We give an algorithm that runs in time $$d^{O(\sqrt{K})}$$ and releases a private summary capable of answering any $$k$$-way marginal query with at most ±.01 error on every query as long as $$n \geq d^{O(\sqrt{K})}$$. To our knowledge, ours is the first algorithm capable of privately releasing marginal queries with non-trivial worst-case accuracy guarantees in time substantially smaller than the number of k-way marginal queries, which is $$d^{\Theta(k)}$$ (for $$k ≪ d$$).

Dodis, Yevgeniy, Adriana López-Alt, Ilya Mironov, and Salil Vadhan. “Differential privacy with imperfect randomness.” In Ran Canetti and Rei Safavi-Naini, editors, Proceedings of the 32nd International Cryptology Conference (CRYPTO ‘12), Lecture Notes on Computer Science, 7417:497-516. Springer-Verlag, 2012. Publisher's VersionAbstract

In this work we revisit the question of basing cryptography on imperfect randomness. Bosley and Dodis (TCC’07) showed that if a source of randomness $$\mathcal{R}$$ is “good enough” to generate a secret key capable of encrypting $$k$$ bits, then one can deterministically extract nearly $$k$$ almost uniform bits from $$\mathcal{R}$$, suggesting that traditional privacy notions (namely, indistinguishability of encryption) requires an “extractable” source of randomness. Other, even stronger impossibility results are known for achieving privacy under specific “non-extractable” sources of randomness, such as the $$\gamma$$-Santha-Vazirani (SV) source, where each next bit has fresh entropy, but is allowed to have a small bias $$\gamma < 1$$ (possibly depending on prior bits).
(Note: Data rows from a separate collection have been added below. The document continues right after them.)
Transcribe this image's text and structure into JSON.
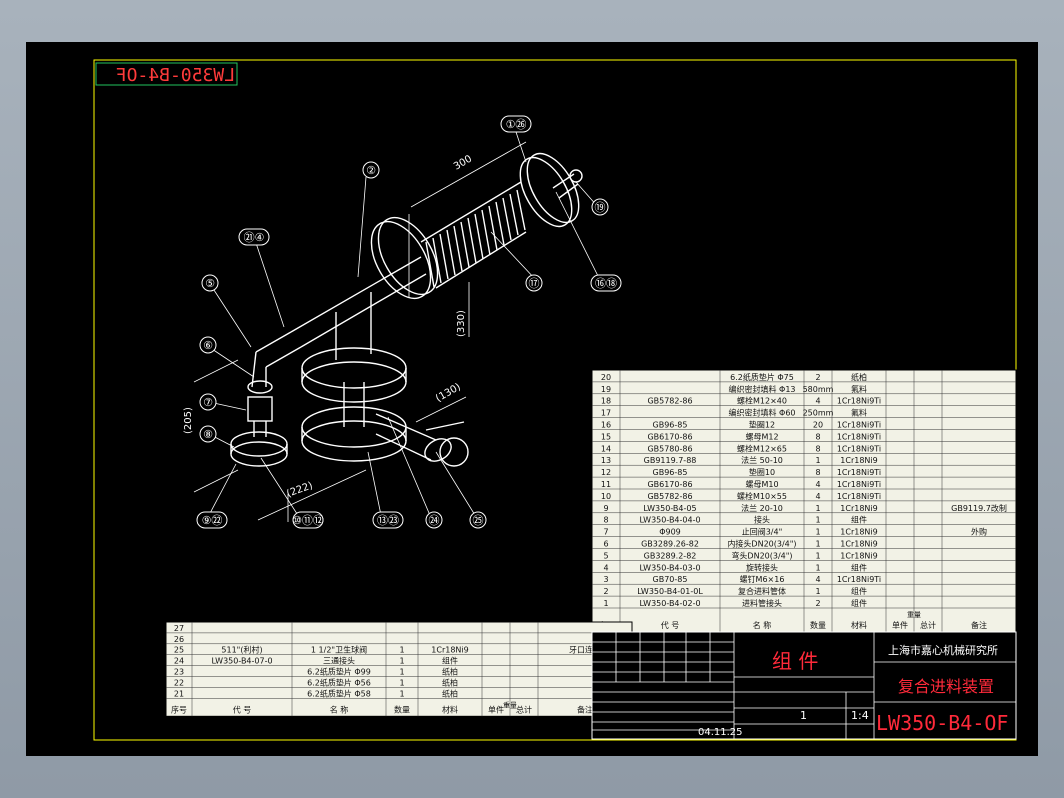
{
  "drawing": {
    "stamp_mirrored": "LW350-B4-OF",
    "title_company": "上海市嘉心机械研究所",
    "title_name": "复合进料装置",
    "title_code": "LW350-B4-OF",
    "title_type": "组  件",
    "title_date": "04.11.25",
    "title_scale": "1:4",
    "title_sheet": "1"
  },
  "dimensions": [
    "300",
    "(330)",
    "(205)",
    "(130)",
    "(222)"
  ],
  "balloons": [
    "①㉖",
    "②",
    "㉑④",
    "⑤",
    "⑥",
    "⑦",
    "⑧",
    "⑨㉒",
    "⑩⑪⑫",
    "⑬㉓",
    "㉔",
    "㉕",
    "⑰",
    "⑯⑱",
    "⑲"
  ],
  "bom_right": {
    "header": [
      "序号",
      "代 号",
      "名 称",
      "数量",
      "材料",
      "单件",
      "总计",
      "备注"
    ],
    "header_mass": "重量",
    "rows": [
      [
        "20",
        "",
        "6.2纸质垫片 Φ75",
        "2",
        "纸柏",
        "",
        "",
        ""
      ],
      [
        "19",
        "",
        "编织密封填料 Φ13",
        "580mm",
        "氟料",
        "",
        "",
        ""
      ],
      [
        "18",
        "GB5782-86",
        "螺栓M12×40",
        "4",
        "1Cr18Ni9Ti",
        "",
        "",
        ""
      ],
      [
        "17",
        "",
        "编织密封填料 Φ60",
        "250mm",
        "氟料",
        "",
        "",
        ""
      ],
      [
        "16",
        "GB96-85",
        "垫圈12",
        "20",
        "1Cr18Ni9Ti",
        "",
        "",
        ""
      ],
      [
        "15",
        "GB6170-86",
        "螺母M12",
        "8",
        "1Cr18Ni9Ti",
        "",
        "",
        ""
      ],
      [
        "14",
        "GB5780-86",
        "螺栓M12×65",
        "8",
        "1Cr18Ni9Ti",
        "",
        "",
        ""
      ],
      [
        "13",
        "GB9119.7-88",
        "法兰 50-10",
        "1",
        "1Cr18Ni9",
        "",
        "",
        ""
      ],
      [
        "12",
        "GB96-85",
        "垫圈10",
        "8",
        "1Cr18Ni9Ti",
        "",
        "",
        ""
      ],
      [
        "11",
        "GB6170-86",
        "螺母M10",
        "4",
        "1Cr18Ni9Ti",
        "",
        "",
        ""
      ],
      [
        "10",
        "GB5782-86",
        "螺栓M10×55",
        "4",
        "1Cr18Ni9Ti",
        "",
        "",
        ""
      ],
      [
        "9",
        "LW350-B4-05",
        "法兰 20-10",
        "1",
        "1Cr18Ni9",
        "",
        "",
        "GB9119.7改制"
      ],
      [
        "8",
        "LW350-B4-04-0",
        "接头",
        "1",
        "组件",
        "",
        "",
        ""
      ],
      [
        "7",
        "Φ909",
        "止回阀3/4\"",
        "1",
        "1Cr18Ni9",
        "",
        "",
        "外购"
      ],
      [
        "6",
        "GB3289.26-82",
        "内接头DN20(3/4\")",
        "1",
        "1Cr18Ni9",
        "",
        "",
        ""
      ],
      [
        "5",
        "GB3289.2-82",
        "弯头DN20(3/4\")",
        "1",
        "1Cr18Ni9",
        "",
        "",
        ""
      ],
      [
        "4",
        "LW350-B4-03-0",
        "旋转接头",
        "1",
        "组件",
        "",
        "",
        ""
      ],
      [
        "3",
        "GB70-85",
        "螺钉M6×16",
        "4",
        "1Cr18Ni9Ti",
        "",
        "",
        ""
      ],
      [
        "2",
        "LW350-B4-01-0L",
        "复合进料管体",
        "1",
        "组件",
        "",
        "",
        ""
      ],
      [
        "1",
        "LW350-B4-02-0",
        "进料管接头",
        "2",
        "组件",
        "",
        "",
        ""
      ]
    ]
  },
  "bom_left": {
    "header": [
      "序号",
      "代 号",
      "名 称",
      "数量",
      "材料",
      "单件",
      "总计",
      "备注"
    ],
    "header_mass": "重量",
    "rows": [
      [
        "27",
        "",
        "",
        "",
        "",
        "",
        "",
        ""
      ],
      [
        "26",
        "",
        "",
        "",
        "",
        "",
        "",
        ""
      ],
      [
        "25",
        "511\"(利村)",
        "1 1/2\"卫生球阀",
        "1",
        "1Cr18Ni9",
        "",
        "",
        "牙口连接"
      ],
      [
        "24",
        "LW350-B4-07-0",
        "三通接头",
        "1",
        "组件",
        "",
        "",
        ""
      ],
      [
        "23",
        "",
        "6.2纸质垫片 Φ99",
        "1",
        "纸柏",
        "",
        "",
        ""
      ],
      [
        "22",
        "",
        "6.2纸质垫片 Φ56",
        "1",
        "纸柏",
        "",
        "",
        ""
      ],
      [
        "21",
        "",
        "6.2纸质垫片 Φ58",
        "1",
        "纸柏",
        "",
        "",
        ""
      ]
    ]
  },
  "colors": {
    "bg": "#000000",
    "frame": "#ffff00",
    "line": "#ffffff",
    "table_fill": "#f2f2e6",
    "title_red": "#ff2a3a",
    "stamp_green": "#22c55e",
    "cyan": "#00d9ff"
  }
}
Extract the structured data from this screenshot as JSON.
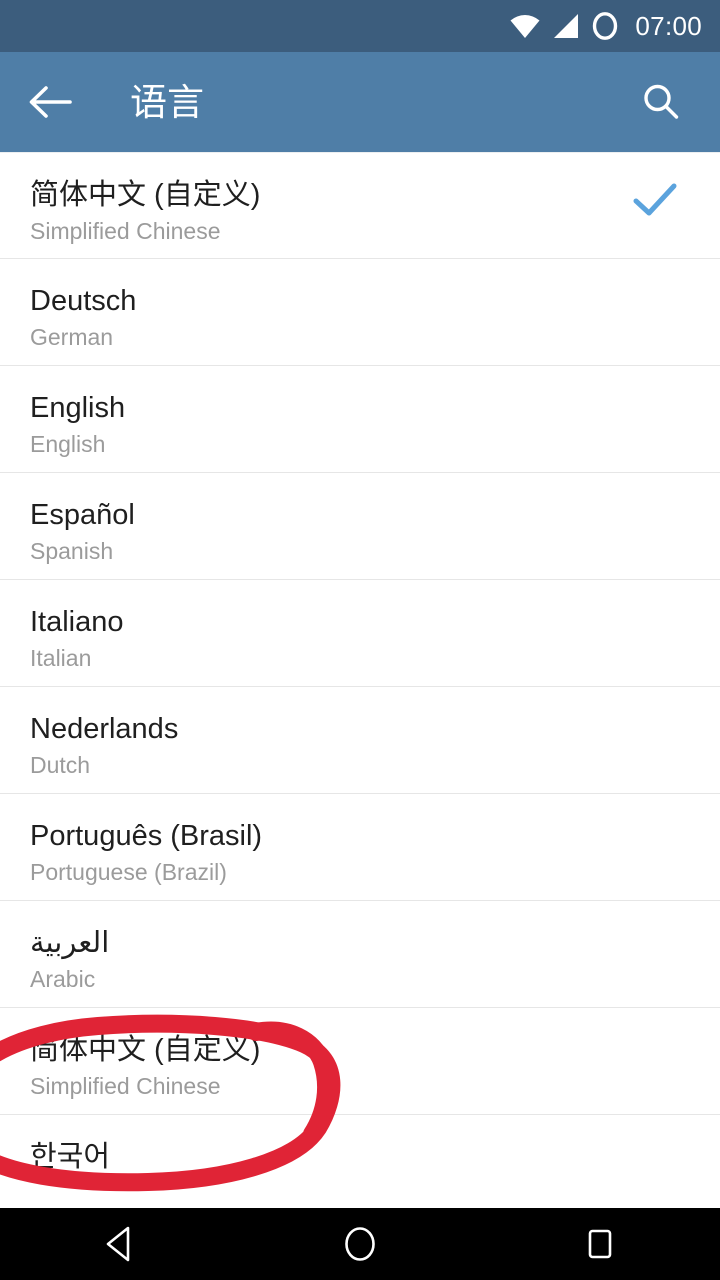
{
  "status_bar": {
    "clock": "07:00",
    "icons": [
      "wifi-icon",
      "cellular-signal-icon",
      "alarm-ring-icon"
    ],
    "background_color": "#3c5d7d"
  },
  "app_bar": {
    "title": "语言",
    "back_icon": "back-arrow-icon",
    "search_icon": "search-icon",
    "background_color": "#4f7ea7",
    "text_color": "#ffffff"
  },
  "list": {
    "check_color": "#5ba3dd",
    "divider_color": "#e6e6e6",
    "native_text_color": "#1f1f1f",
    "english_text_color": "#9b9b9b",
    "items": [
      {
        "native": "简体中文 (自定义)",
        "english": "Simplified Chinese",
        "selected": true,
        "rtl": false
      },
      {
        "native": "Deutsch",
        "english": "German",
        "selected": false,
        "rtl": false
      },
      {
        "native": "English",
        "english": "English",
        "selected": false,
        "rtl": false
      },
      {
        "native": "Español",
        "english": "Spanish",
        "selected": false,
        "rtl": false
      },
      {
        "native": "Italiano",
        "english": "Italian",
        "selected": false,
        "rtl": false
      },
      {
        "native": "Nederlands",
        "english": "Dutch",
        "selected": false,
        "rtl": false
      },
      {
        "native": "Português (Brasil)",
        "english": "Portuguese (Brazil)",
        "selected": false,
        "rtl": false
      },
      {
        "native": "العربية",
        "english": "Arabic",
        "selected": false,
        "rtl": true
      },
      {
        "native": "简体中文 (自定义)",
        "english": "Simplified Chinese",
        "selected": false,
        "rtl": false
      },
      {
        "native": "한국어",
        "english": "",
        "selected": false,
        "rtl": false
      }
    ]
  },
  "annotation": {
    "type": "hand-drawn-ellipse",
    "color": "#e02436",
    "target_item_index": 8,
    "stroke_width": 18
  },
  "nav_bar": {
    "background_color": "#000000",
    "buttons": [
      {
        "name": "nav-back-button",
        "icon": "triangle-back-icon"
      },
      {
        "name": "nav-home-button",
        "icon": "circle-home-icon"
      },
      {
        "name": "nav-recents-button",
        "icon": "square-recents-icon"
      }
    ]
  }
}
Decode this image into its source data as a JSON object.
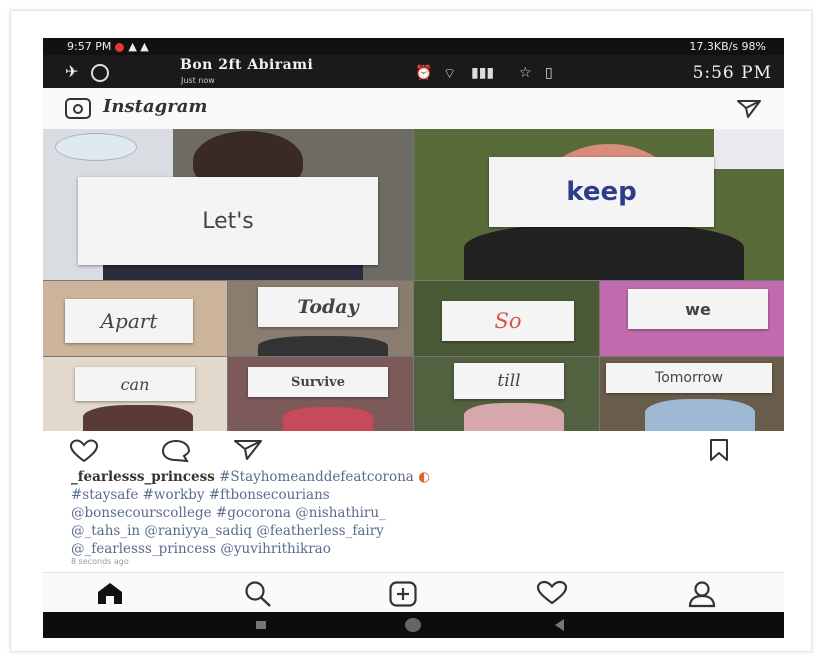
{
  "status_bar": {
    "left_time": "9:57 PM",
    "right_info": "17.3KB/s  98%",
    "clock": "5:56 PM"
  },
  "notification": {
    "title": "Bon 2ft Abirami",
    "subtitle": "Just now"
  },
  "header": {
    "app_name": "Instagram"
  },
  "collage": {
    "words": [
      "Let's",
      "keep",
      "Apart",
      "Today",
      "So",
      "we",
      "can",
      "Survive",
      "till",
      "Tomorrow"
    ]
  },
  "post": {
    "username": "_fearlesss_princess",
    "caption_lines": [
      "#Stayhomeanddefeatcorona",
      "#staysafe #workby #ftbonsecourians",
      "@bonsecourscollege #gocorona @nishathiru_",
      "@_tahs_in @raniyya_sadiq @featherless_fairy",
      "@_fearlesss_princess @yuvihrithikrao"
    ],
    "time_ago": "8 seconds ago"
  },
  "colors": {
    "accent_blue": "#2c3e8a",
    "accent_red": "#d9534f",
    "dark": "#111111"
  },
  "icons": [
    "camera-icon",
    "direct-send-icon",
    "heart-icon",
    "comment-icon",
    "share-icon",
    "bookmark-icon",
    "home-icon",
    "search-icon",
    "add-icon",
    "activity-icon",
    "profile-icon"
  ]
}
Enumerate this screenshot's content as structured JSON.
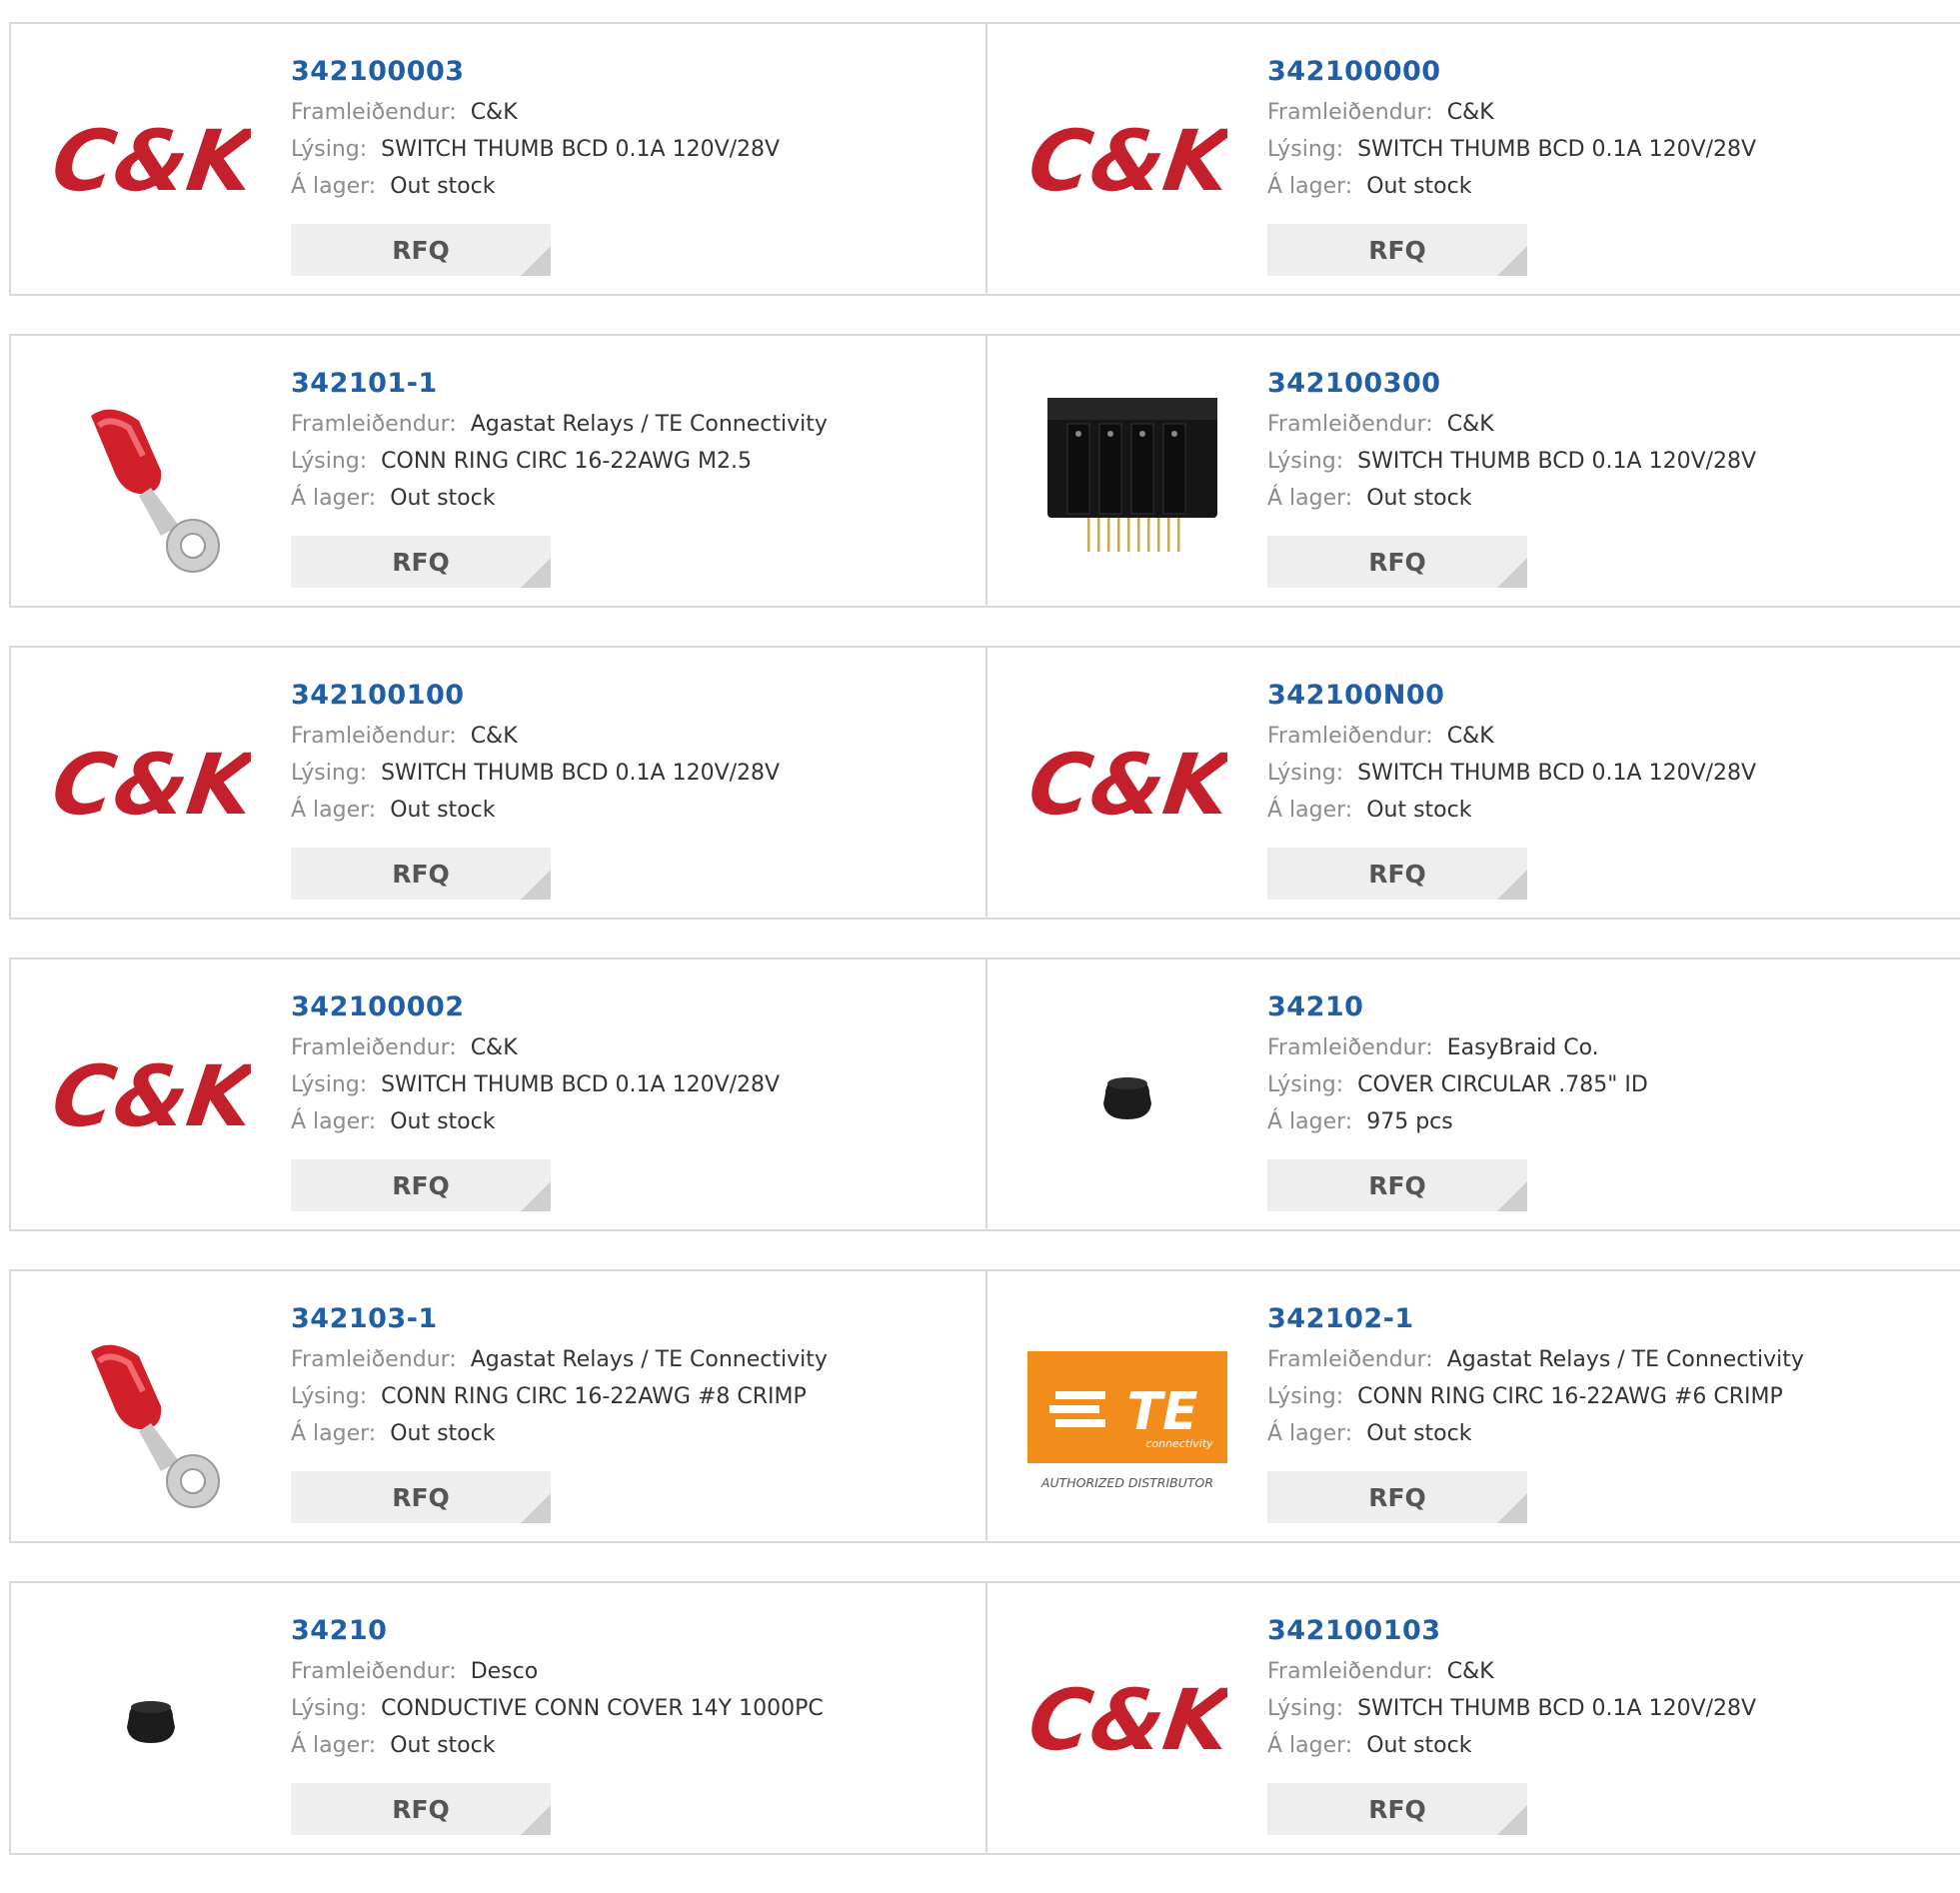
{
  "labels": {
    "manufacturer": "Framleiðendur:",
    "description": "Lýsing:",
    "stock": "Á lager:",
    "rfq": "RFQ"
  },
  "colors": {
    "link": "#1f5fa8",
    "ck_red": "#c3202b",
    "te_orange": "#f28c1b",
    "label_gray": "#8c8c8c"
  },
  "products": [
    {
      "part": "342100003",
      "manufacturer": "C&K",
      "description": "SWITCH THUMB BCD 0.1A 120V/28V",
      "stock": "Out stock",
      "image": "ck-logo"
    },
    {
      "part": "342100000",
      "manufacturer": "C&K",
      "description": "SWITCH THUMB BCD 0.1A 120V/28V",
      "stock": "Out stock",
      "image": "ck-logo"
    },
    {
      "part": "342101-1",
      "manufacturer": "Agastat Relays / TE Connectivity",
      "description": "CONN RING CIRC 16-22AWG M2.5",
      "stock": "Out stock",
      "image": "ring-terminal-photo"
    },
    {
      "part": "342100300",
      "manufacturer": "C&K",
      "description": "SWITCH THUMB BCD 0.1A 120V/28V",
      "stock": "Out stock",
      "image": "thumbwheel-switch-photo"
    },
    {
      "part": "342100100",
      "manufacturer": "C&K",
      "description": "SWITCH THUMB BCD 0.1A 120V/28V",
      "stock": "Out stock",
      "image": "ck-logo"
    },
    {
      "part": "342100N00",
      "manufacturer": "C&K",
      "description": "SWITCH THUMB BCD 0.1A 120V/28V",
      "stock": "Out stock",
      "image": "ck-logo"
    },
    {
      "part": "342100002",
      "manufacturer": "C&K",
      "description": "SWITCH THUMB BCD 0.1A 120V/28V",
      "stock": "Out stock",
      "image": "ck-logo"
    },
    {
      "part": "34210",
      "manufacturer": "EasyBraid Co.",
      "description": "COVER CIRCULAR .785\" ID",
      "stock": "975 pcs",
      "image": "black-cap-photo"
    },
    {
      "part": "342103-1",
      "manufacturer": "Agastat Relays / TE Connectivity",
      "description": "CONN RING CIRC 16-22AWG #8 CRIMP",
      "stock": "Out stock",
      "image": "ring-terminal-photo"
    },
    {
      "part": "342102-1",
      "manufacturer": "Agastat Relays / TE Connectivity",
      "description": "CONN RING CIRC 16-22AWG #6 CRIMP",
      "stock": "Out stock",
      "image": "te-logo"
    },
    {
      "part": "34210",
      "manufacturer": "Desco",
      "description": "CONDUCTIVE CONN COVER 14Y 1000PC",
      "stock": "Out stock",
      "image": "black-cap-photo"
    },
    {
      "part": "342100103",
      "manufacturer": "C&K",
      "description": "SWITCH THUMB BCD 0.1A 120V/28V",
      "stock": "Out stock",
      "image": "ck-logo"
    }
  ],
  "te_logo": {
    "text": "TE",
    "subtext": "connectivity",
    "caption": "AUTHORIZED DISTRIBUTOR"
  },
  "ck_logo": {
    "text": "C&K"
  }
}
We ask whether similar negative results also hold for a more recent notion of privacy called differential privacy (Dwork et al., TCC’06), concentrating, in particular, on achieving differential privacy with the Santha-Vazirani source. We show that the answer is no. Specifically, we give a differentially private mechanism for approximating arbitrary “low sensitivity” functions that works even with randomness coming from a $$\gamma$$-Santha-Vazirani source, for any $$\gamma < 1$$. This provides a somewhat surprising “separation” between traditional privacy and differential privacy with respect to imperfect randomness.

Interestingly, the design of our mechanism is quite different from the traditional “additive-noise” mechanisms (e.g., Laplace mechanism) successfully utilized to achieve differential privacy with perfect randomness. Indeed, we show that any (non-trivial) “SV-robust” mechanism for our problem requires a demanding property called consistent sampling, which is strictly stronger than differential privacy, and cannot be satisfied by any additive-noise mechanism.

Dwork, Cynthia, Moni Naor, and Salil Vadhan. “The privacy of the analyst and the power of the state.” In Proceedings of the 53rd Annual IEEE Symposium on Foundations of Computer Science (FOCS ‘12), 400-409. IEEE, 2012. Publisher's VersionAbstract
We initiate the study of privacy for the analyst in differentially private data analysis. That is, not only will we be concerned with ensuring differential privacy for the data (i.e. individuals or customers), which are the usual concern of differential privacy, but we also consider (differential) privacy for the set of queries posed by each data analyst. The goal is to achieve privacy with respect to other analysts, or users of the system. This problem arises only in the context of stateful privacy mechanisms, in which the responses to queries depend on other queries posed (a recent wave of results in the area utilized cleverly coordinated noise and state in order to allow answering privately hugely many queries). We argue that the problem is real by proving an exponential gap between the number of queries that can be answered (with non-trivial error) by stateless and stateful differentially private mechanisms. We then give a stateful algorithm for differentially private data analysis that also ensures differential privacy for the analyst and can answer exponentially many queries.